If Hamilton wants to avoid more actions like this, they need to create a proper policy around their Environmental, Social, and Governance (ESG).
This action is about having conversations with Hamilton staff. We are aiming to informing them, and respectfully call on them to take action. Every call reminds them that we care deeply about their actions, and that we won't stop till they opt out.
You can download the contact details of those we will be contacting here: [this is the link Hamilton was worried about].
We've added these as suggestions of what you can bring up if you're feeling stuck, but they're by no means definitive or a strict checklist. Above all, it's important that you personalise the call. Add in your own knowledge and experience, your own reasons for opposing the Adani mine, and other climate-destroying projects.
Recently, there has been so much progress, and many victories in the fight to stop the insurance of climate-destroying projects. Only last month, Lloyd’s of London insurer Ascot ruled out renewing their policy for the Adani coal mine once it expires in September after months of pressure. This shows us that the pressure is working. With Adani looking to renew its insurance soon, we need to make sure the last few insurers rule out insuring this mega mine.

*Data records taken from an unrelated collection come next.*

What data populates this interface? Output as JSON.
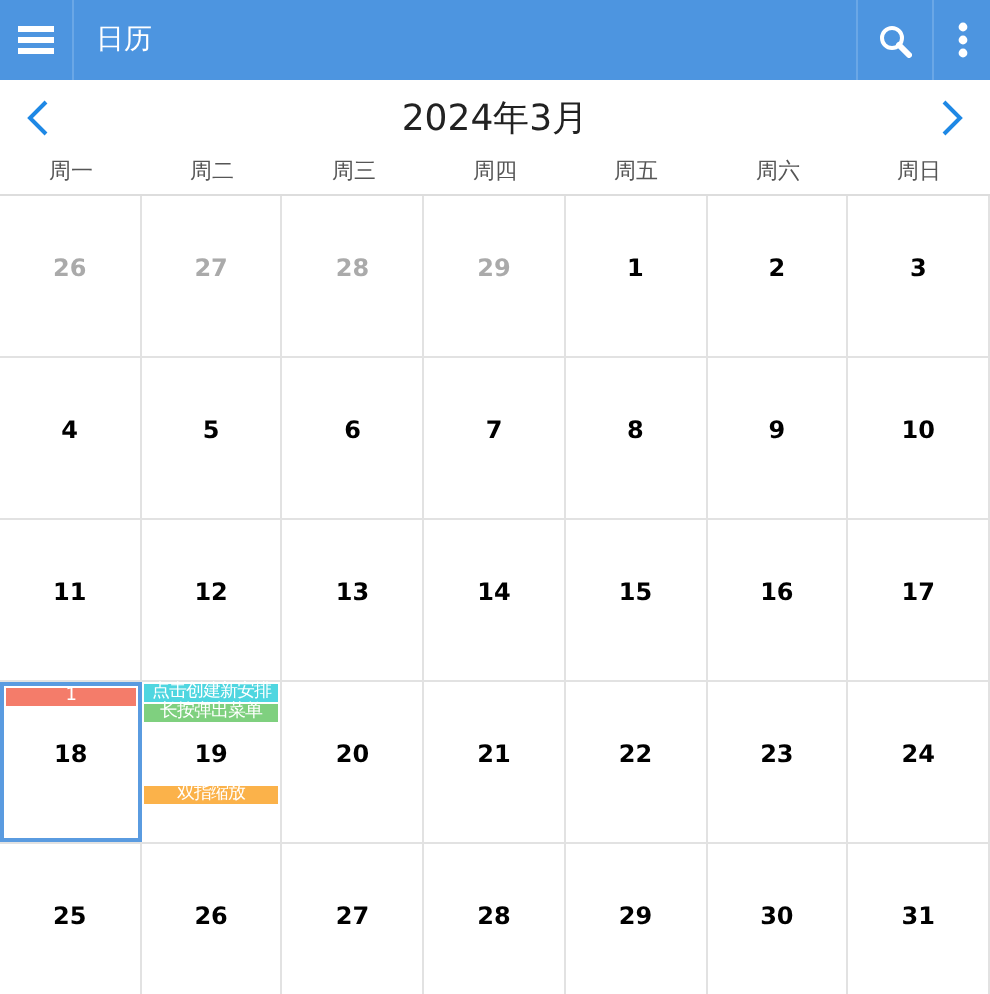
{
  "app_bar": {
    "title": "日历"
  },
  "month_nav": {
    "title": "2024年3月"
  },
  "weekdays": [
    "周一",
    "周二",
    "周三",
    "周四",
    "周五",
    "周六",
    "周日"
  ],
  "weeks": [
    [
      {
        "day": "26",
        "muted": true,
        "selected": false
      },
      {
        "day": "27",
        "muted": true,
        "selected": false
      },
      {
        "day": "28",
        "muted": true,
        "selected": false
      },
      {
        "day": "29",
        "muted": true,
        "selected": false
      },
      {
        "day": "1",
        "muted": false,
        "selected": false
      },
      {
        "day": "2",
        "muted": false,
        "selected": false
      },
      {
        "day": "3",
        "muted": false,
        "selected": false
      }
    ],
    [
      {
        "day": "4",
        "muted": false,
        "selected": false
      },
      {
        "day": "5",
        "muted": false,
        "selected": false
      },
      {
        "day": "6",
        "muted": false,
        "selected": false
      },
      {
        "day": "7",
        "muted": false,
        "selected": false
      },
      {
        "day": "8",
        "muted": false,
        "selected": false
      },
      {
        "day": "9",
        "muted": false,
        "selected": false
      },
      {
        "day": "10",
        "muted": false,
        "selected": false
      }
    ],
    [
      {
        "day": "11",
        "muted": false,
        "selected": false
      },
      {
        "day": "12",
        "muted": false,
        "selected": false
      },
      {
        "day": "13",
        "muted": false,
        "selected": false
      },
      {
        "day": "14",
        "muted": false,
        "selected": false
      },
      {
        "day": "15",
        "muted": false,
        "selected": false
      },
      {
        "day": "16",
        "muted": false,
        "selected": false
      },
      {
        "day": "17",
        "muted": false,
        "selected": false
      }
    ],
    [
      {
        "day": "18",
        "muted": false,
        "selected": true,
        "events": [
          {
            "text": "1",
            "color": "#f47c6a",
            "kind": "top"
          }
        ]
      },
      {
        "day": "19",
        "muted": false,
        "selected": false,
        "events": [
          {
            "text": "点击创建新安排",
            "color": "#4fd6e0",
            "kind": "top"
          },
          {
            "text": "长按弹出菜单",
            "color": "#7fd07f",
            "kind": "top"
          },
          {
            "text": "双指缩放",
            "color": "#fbb24a",
            "kind": "bottom"
          }
        ]
      },
      {
        "day": "20",
        "muted": false,
        "selected": false
      },
      {
        "day": "21",
        "muted": false,
        "selected": false
      },
      {
        "day": "22",
        "muted": false,
        "selected": false
      },
      {
        "day": "23",
        "muted": false,
        "selected": false
      },
      {
        "day": "24",
        "muted": false,
        "selected": false
      }
    ],
    [
      {
        "day": "25",
        "muted": false,
        "selected": false
      },
      {
        "day": "26",
        "muted": false,
        "selected": false
      },
      {
        "day": "27",
        "muted": false,
        "selected": false
      },
      {
        "day": "28",
        "muted": false,
        "selected": false
      },
      {
        "day": "29",
        "muted": false,
        "selected": false
      },
      {
        "day": "30",
        "muted": false,
        "selected": false
      },
      {
        "day": "31",
        "muted": false,
        "selected": false
      }
    ]
  ]
}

At Coal Action Network, we’re determined to keep this momentum up. We’ve organised three Power Hours scheduled in the upcoming weeks, aiming to connect people within the movement, create a space for learning new skills, and take action that we know works. We’ll be targeting Hamilton, one of the last syndicates at Lloyd’s of London still willing to insure the coal mine.
If we’re going to win big and avoid climate breakdown, we need to learn from each other's experiences and knowledge. We’re excited to be joined at these Power Hours by Australian activists from the #StopAdani movement, who have a track record of successfully convincing insurance companies to rule out the Adani Carmichael project. Together, we’ll take action to pile the pressure onto Hamilton - let’s stop Adani in its tracks.